Ms Holgate broke her silence yesterday, telling a Senate inquiry she was “humiliated” and pushed out of her job as chief executive officer unwillingly by the company’s chair.
She also criticised Mr Morrison, who last year told Parliament he was “appalled” by the purchase of luxury watches for four senior executives, adding if Ms Holgate did not want to stand aside, “she can go”.
“I think it’s one of the worst acts of bullying I’ve ever witnessed,” Ms Holgate told 7.30.
“I think you would have rather hoped that before somebody publicly hung you and humiliated you, that they may pick up the phone and call you and ask you directly: what happened?”
Greens Senator Sarah Hanson-Young, who chaired the Senate inquiry, said Mr Morrison should immediately apologise to Ms Holgate.
“He should pick up the phone today, call Christine Holgate, and say he was sorry,” she said.
“He got too hot under the collar, he took a swing, and he needs to apologise.”

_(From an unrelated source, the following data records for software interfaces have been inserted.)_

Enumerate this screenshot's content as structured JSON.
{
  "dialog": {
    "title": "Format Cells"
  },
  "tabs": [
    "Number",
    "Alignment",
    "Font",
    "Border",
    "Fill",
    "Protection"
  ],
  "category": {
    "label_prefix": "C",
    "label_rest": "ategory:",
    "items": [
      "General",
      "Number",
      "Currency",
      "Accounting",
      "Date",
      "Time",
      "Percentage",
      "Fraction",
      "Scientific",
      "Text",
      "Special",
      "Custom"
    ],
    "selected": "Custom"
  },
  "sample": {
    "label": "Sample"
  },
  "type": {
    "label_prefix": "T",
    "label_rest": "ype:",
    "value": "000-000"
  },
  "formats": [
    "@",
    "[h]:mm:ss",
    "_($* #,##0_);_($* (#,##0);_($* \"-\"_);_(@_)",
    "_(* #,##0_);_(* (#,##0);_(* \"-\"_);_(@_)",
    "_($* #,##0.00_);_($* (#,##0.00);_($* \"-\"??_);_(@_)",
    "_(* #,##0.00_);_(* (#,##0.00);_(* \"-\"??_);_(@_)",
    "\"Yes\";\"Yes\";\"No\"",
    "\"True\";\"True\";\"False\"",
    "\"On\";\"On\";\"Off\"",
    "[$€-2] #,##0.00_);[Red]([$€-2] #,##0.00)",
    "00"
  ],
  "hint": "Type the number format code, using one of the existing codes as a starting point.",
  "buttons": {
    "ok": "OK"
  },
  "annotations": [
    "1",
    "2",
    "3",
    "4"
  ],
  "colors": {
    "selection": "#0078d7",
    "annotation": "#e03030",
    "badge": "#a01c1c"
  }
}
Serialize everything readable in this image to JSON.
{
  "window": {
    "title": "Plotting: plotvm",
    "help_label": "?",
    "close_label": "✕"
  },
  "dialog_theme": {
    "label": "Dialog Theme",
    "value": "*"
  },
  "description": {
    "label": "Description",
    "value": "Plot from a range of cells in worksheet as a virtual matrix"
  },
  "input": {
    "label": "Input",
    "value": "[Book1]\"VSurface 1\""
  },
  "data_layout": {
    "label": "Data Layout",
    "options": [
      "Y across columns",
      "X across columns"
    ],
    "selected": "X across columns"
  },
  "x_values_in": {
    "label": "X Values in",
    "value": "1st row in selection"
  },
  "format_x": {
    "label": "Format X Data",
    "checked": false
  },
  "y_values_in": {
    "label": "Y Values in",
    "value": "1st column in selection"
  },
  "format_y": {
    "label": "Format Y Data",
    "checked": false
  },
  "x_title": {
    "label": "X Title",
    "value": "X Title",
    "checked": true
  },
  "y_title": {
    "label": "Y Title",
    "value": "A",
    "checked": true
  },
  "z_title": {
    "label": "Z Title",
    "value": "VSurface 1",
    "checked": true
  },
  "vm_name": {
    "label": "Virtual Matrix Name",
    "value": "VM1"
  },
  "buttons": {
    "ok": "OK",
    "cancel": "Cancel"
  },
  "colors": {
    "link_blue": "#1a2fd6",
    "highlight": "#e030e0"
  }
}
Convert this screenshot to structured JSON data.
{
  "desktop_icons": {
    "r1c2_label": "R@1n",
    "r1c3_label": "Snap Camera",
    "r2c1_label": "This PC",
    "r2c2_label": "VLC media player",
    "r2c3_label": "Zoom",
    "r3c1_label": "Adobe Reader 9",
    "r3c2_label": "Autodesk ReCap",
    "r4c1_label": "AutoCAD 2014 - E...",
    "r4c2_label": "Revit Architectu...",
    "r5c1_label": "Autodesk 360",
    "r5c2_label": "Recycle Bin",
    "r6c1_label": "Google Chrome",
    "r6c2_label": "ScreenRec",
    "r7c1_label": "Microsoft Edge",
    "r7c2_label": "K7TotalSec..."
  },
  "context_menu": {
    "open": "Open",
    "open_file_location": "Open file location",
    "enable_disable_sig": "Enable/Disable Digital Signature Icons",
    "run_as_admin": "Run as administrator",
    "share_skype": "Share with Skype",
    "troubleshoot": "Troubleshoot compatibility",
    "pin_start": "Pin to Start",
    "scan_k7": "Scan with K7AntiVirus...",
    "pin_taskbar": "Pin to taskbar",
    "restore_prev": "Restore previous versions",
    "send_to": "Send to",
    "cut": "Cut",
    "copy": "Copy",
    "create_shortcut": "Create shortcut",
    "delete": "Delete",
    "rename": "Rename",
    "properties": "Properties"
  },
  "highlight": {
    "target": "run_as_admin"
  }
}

Nationals senator Matt Canavan also argued Ms Holgate deserved an apology, although he did not specify from whom.
“I think Christine has given compelling evidence and it would be best for an apology to be given,” he said.
Mr Morrison has not responded to requests for comment.
But Cabinet Minister Dan Tehan pointed to Labor’s previous criticism of Ms Holgate.
“This issue was about the inappropriate use of taxpayers’ money. And you will remember that this was bipartisan in its condemnation,” he said.
“Anthony Albanese said at the time that Christine Holgate’s position was untenable. That is what this issue is about.”
Deputy Labor Leader Richard Marles rejected suggestions his party helped fuel the public furore over the watches.
“At no point did we suggest that the way in which the Prime Minister should then behave was to humiliate Christine Holgate in the way that he has done, and to bully her out of office, and to effectively sack her on the floor of Parliament,” he said.
“We never said for him to do any of that.”
Calls for Australia Post chair to step down
Senator Canavan supported Ms Holgate’s call for Australia Post chair Lucio Di Bartolomeo to resign, arguing he was worried the organisation was “not recovering from this episode”.
Senator Hanson-Young said the Prime Minister should sack Mr Di Bartolomeo.
Speaking at the Senate inquiry on Tuesday afternoon, Mr Di Bartolomeo rejected Ms Holgate’s claims and said he would not resign.
“I certainly don’t believe it would help,” Mr Di Bartolomeo said.
“I think it would further hinder the organisation going forward.”
He also said neither the board nor he had sought Ms Holgate’s resignation.
In a statement to 7.30, Australia Post reiterated its claim that Ms Holgate had “agreed to stand aside” as CEO as the scandal developed.